God’s forgiveness removes our sin from us; we are no longer defined by that sin. God does not hold our sins against us; He doesn’t ask us to keep making up for them. After dealing with our sins, God gladly treats us with mercy and compassion; our relationship is restored.  This is the forgiveness He empowers us extend to others as well.

  • Forgiving is a choice to obey God. Since God instructs us to forgive others, He empowers us to do so. This is hard, but it is worthwhile. Lack of forgiveness keeps us hooked to the hurtful situation; obeying God brings peace and joy. God wants us to have far more life!
  • Forgiveness comes from the heart. Saying the words “I forgive” without engaging our heart is not effective. Forgiveness requires us to admit — to ourself and to God — what negative emotions and false beliefs the person’s action or inaction triggered in our heart. We must resolve the belief about ourself that is causing the pain by replacing it with God’s perspective. Did the hurtful incident communicate we were unloved, unimportant, not good enough, or something similar? We must reject those messages and let our heart dwell on what God, our perfect, all-knowing Father, says about us.
  • Forgiveness is between us and God, not us and another person. God is our primary source of forgiveness because only He can heal our wounded hearts. Forgiveness is releasing our hurt to God and letting Him administer justice and punishment against those who hurt us. We may reconcile with the offender, but first we must privately forgive them before God.
  • Forgiveness is letting go. It is choosing to not retaliate or seek revenge. It does not mean we automatically trust the person or let them resume their old place in our life; that may not be safe or wise. But even when strict boundaries are necessary, forgiveness allows us to let go.
  • Forgiveness is agreeing to live with the consequence of another person’s sin. In reality, we always live with the consequences of others’s sin. But forgiving frees us from anger and bitterness that suppress far more life.
  • Forgiveness is letting God. It is trusting God to provide all we need for far more life, even things that others’ sin has taken away.  It is also trusting God to mete out justice in His perfect timing, whether that is in this lifetime or at Jesus’ return.
  • Forgiving is not forgetting. It does not erase the incident from our memory as if it never happened. Our life may be profoundly changed, but Christ can heal our wounds so the memory is not painful.

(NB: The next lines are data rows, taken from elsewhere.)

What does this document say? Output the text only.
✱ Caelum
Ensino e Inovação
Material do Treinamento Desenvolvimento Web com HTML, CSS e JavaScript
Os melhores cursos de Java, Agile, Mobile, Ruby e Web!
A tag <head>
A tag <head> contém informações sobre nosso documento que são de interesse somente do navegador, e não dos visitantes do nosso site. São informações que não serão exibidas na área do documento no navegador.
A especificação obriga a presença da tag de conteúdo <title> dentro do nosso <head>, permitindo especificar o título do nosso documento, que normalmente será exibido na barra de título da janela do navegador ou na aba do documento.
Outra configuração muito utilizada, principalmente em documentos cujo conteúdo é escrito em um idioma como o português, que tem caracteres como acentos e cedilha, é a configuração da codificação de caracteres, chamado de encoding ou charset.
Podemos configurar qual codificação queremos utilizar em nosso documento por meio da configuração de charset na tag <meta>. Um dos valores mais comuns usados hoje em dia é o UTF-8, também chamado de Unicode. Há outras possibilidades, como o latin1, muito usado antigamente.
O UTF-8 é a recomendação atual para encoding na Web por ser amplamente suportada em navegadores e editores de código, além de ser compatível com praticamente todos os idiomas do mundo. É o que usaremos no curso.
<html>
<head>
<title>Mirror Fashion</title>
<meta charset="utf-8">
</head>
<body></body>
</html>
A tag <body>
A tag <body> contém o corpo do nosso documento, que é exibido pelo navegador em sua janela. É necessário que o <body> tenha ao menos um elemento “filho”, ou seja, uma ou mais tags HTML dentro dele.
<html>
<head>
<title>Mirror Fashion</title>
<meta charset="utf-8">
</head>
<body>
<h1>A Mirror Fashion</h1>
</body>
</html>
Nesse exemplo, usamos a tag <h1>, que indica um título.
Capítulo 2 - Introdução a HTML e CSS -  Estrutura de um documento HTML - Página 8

Sometimes when people sin against us it doesn’t even hurt.  This happens when we can see their actions for what they are: reflections of their pain that have nothing to do with us. One day I was cut off in traffic and my first response was to pray for the safety of the other driver.  I was surprised because that was not my normal response! As I pondered the difference in my heart I realized I hadn’t take their actions personally.  They clearly acted on whatever pressure or stress or negative emotions they were experiencing, which had nothing to do with my driving. Since I knew their decision wasn’t about me, their wrongful actions against me didn’t prompt a painful emotional response. Forgiveness was easy.

This isn’t always the case. Often others actions feel like personal attacks. In reality, they are revealing areas where we aren’t seeing ourselves as God does. Forgiveness gives us the opportunity to trade our misperceptions for God’s perfect perspective. As forgiving becomes our lifestyle, we are hurt and offended less often. We clearly see that people sin against us because of their own hurts. We feel compassion for them rather than pain. And living with less hurt and more compassion is far more life.

Sisters,
How do you react when others hurt you?
Is the baggage of past hurts weighing you down?
Which bullet points describing forgiveness are hard to believe? Tell God.
Talk to God about your hurts, admitting how you feel and what they tempt you to believe about yourself. Drink in His truth about you.
Ask Him to heal your damaged emotions.
Thank Him for the gift of forgiveness and emotional healing.
Enjoy far less pain and far more life.